Gruebe-Buch 2.0

von Willi Egloff 26. Oktober 2022

Das Buch, das die 188-jährige Geschichte des Knabenerziehungsheims «Auf der Grube» in Niederwangen nachgezeichnet hatte, war dem Feuer zum Opfer gefallen. Nun ist es neu entstanden: direkter, vielseitiger, noch näher an der bedrückenden Vergangenheit.

Es war keine schöne Geschichte, welche die 2013 erschienene Chronik über das Knabenerziehungsheim «Auf der Grube» in Niederwangen zu erzählen hatte. Fredi Lerch hatte dort in akribischer Arbeit aus Jahresberichten, Sitzungsprotokollen, Berichten von Aufsichtsbehörden und anderem mehr die Vergangenheit der Institution rekonstruiert, die 1825 unter dem Namen «Rettungsanstalt für arme und verlassene Buben» gegründet worden war.

Das Buch war aus Anlass der definitiven Schliessung des Heims im Auftrag des Stiftungsrates entstanden und richtete sich an die ehemaligen «Gruebe-Buebe». Laut Vorwort wollte sich der Stiftungsrat bei ihnen ausdrücklich dafür entschuldigen, dass sie auf der Grube «nicht das erfuhren, was ihnen zustand: Schutz, Wertschätzung, Wohlwollen, physische und psychische Unversehrtheit».

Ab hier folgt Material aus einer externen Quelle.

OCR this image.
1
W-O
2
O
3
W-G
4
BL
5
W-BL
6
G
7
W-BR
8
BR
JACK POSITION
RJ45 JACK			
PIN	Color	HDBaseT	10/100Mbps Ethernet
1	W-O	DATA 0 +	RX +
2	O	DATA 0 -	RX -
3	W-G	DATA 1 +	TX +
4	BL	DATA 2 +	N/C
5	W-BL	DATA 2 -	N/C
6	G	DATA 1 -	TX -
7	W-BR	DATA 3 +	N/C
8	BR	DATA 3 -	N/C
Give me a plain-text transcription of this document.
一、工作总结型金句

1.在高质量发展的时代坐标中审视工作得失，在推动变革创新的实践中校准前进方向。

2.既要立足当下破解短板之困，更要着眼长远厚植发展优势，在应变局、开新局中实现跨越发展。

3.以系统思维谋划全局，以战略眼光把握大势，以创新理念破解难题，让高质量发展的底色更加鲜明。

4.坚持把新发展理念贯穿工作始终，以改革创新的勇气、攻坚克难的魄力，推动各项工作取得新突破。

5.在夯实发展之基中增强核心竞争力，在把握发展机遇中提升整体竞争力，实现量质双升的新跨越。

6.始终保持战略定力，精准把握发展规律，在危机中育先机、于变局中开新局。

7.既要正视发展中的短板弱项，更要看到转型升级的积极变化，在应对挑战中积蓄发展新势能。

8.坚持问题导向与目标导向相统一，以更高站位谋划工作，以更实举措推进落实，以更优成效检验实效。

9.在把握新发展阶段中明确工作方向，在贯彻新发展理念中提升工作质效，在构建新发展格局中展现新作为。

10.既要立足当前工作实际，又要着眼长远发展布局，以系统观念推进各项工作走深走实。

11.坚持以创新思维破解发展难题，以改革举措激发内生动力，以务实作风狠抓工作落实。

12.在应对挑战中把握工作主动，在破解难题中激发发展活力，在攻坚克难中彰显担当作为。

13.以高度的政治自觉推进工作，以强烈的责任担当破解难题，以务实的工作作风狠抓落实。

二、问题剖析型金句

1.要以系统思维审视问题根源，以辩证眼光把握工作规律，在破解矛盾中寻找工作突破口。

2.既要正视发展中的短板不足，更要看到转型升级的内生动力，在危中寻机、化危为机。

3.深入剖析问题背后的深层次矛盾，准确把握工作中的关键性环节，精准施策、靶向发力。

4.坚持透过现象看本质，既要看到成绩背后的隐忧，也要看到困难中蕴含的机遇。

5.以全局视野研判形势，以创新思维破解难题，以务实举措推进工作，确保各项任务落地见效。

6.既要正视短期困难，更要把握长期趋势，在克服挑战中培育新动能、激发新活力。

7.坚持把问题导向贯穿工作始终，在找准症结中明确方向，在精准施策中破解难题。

Als Folge eines Rechtsstreits wurde das Buch drei Jahre später aus dem Verkehr gezogen und die Restauflage still und heimlich entsorgt (Journal B berichtete darüber). Das aber wollten die ehemaligen «Gruebe-Buebe» nicht hinnehmen. Mit einer Petition verlangten sie die Neuauflage des ihnen gewidmeten Buches. Journal B hatte sie in dieser Forderung unterstützt, indem es das Buch auf seiner Webseite wenigstens digital wieder zugänglich machte.

Keine Neuauflage, sondern ein neues Buch

Nun gibt es zwar keine Neuauflage, dafür aber ein weitgehend neues Buch über die 188-jährige Geschichte des Knabenerziehungsheims. Zwar sind grosse Teile von Fredi Lerchs Chronik darin erneut abgedruckt – und sie sind unverändert lesenswert. Den Hauptteil machen aber neu verfasste Erfahrungsberichte von Betroffenen aus. Sie schildern in eindringlichen Worten, was sie in ihrer Jugendzeit erlebt haben und wie sie später mit dem Erlebten umgegangen sind. Einer von ihnen, Heinz Kräuchi, hat seine Erinnerungen in ein kurzes Theaterstück gepackt, das ebenfalls abgedruckt wird.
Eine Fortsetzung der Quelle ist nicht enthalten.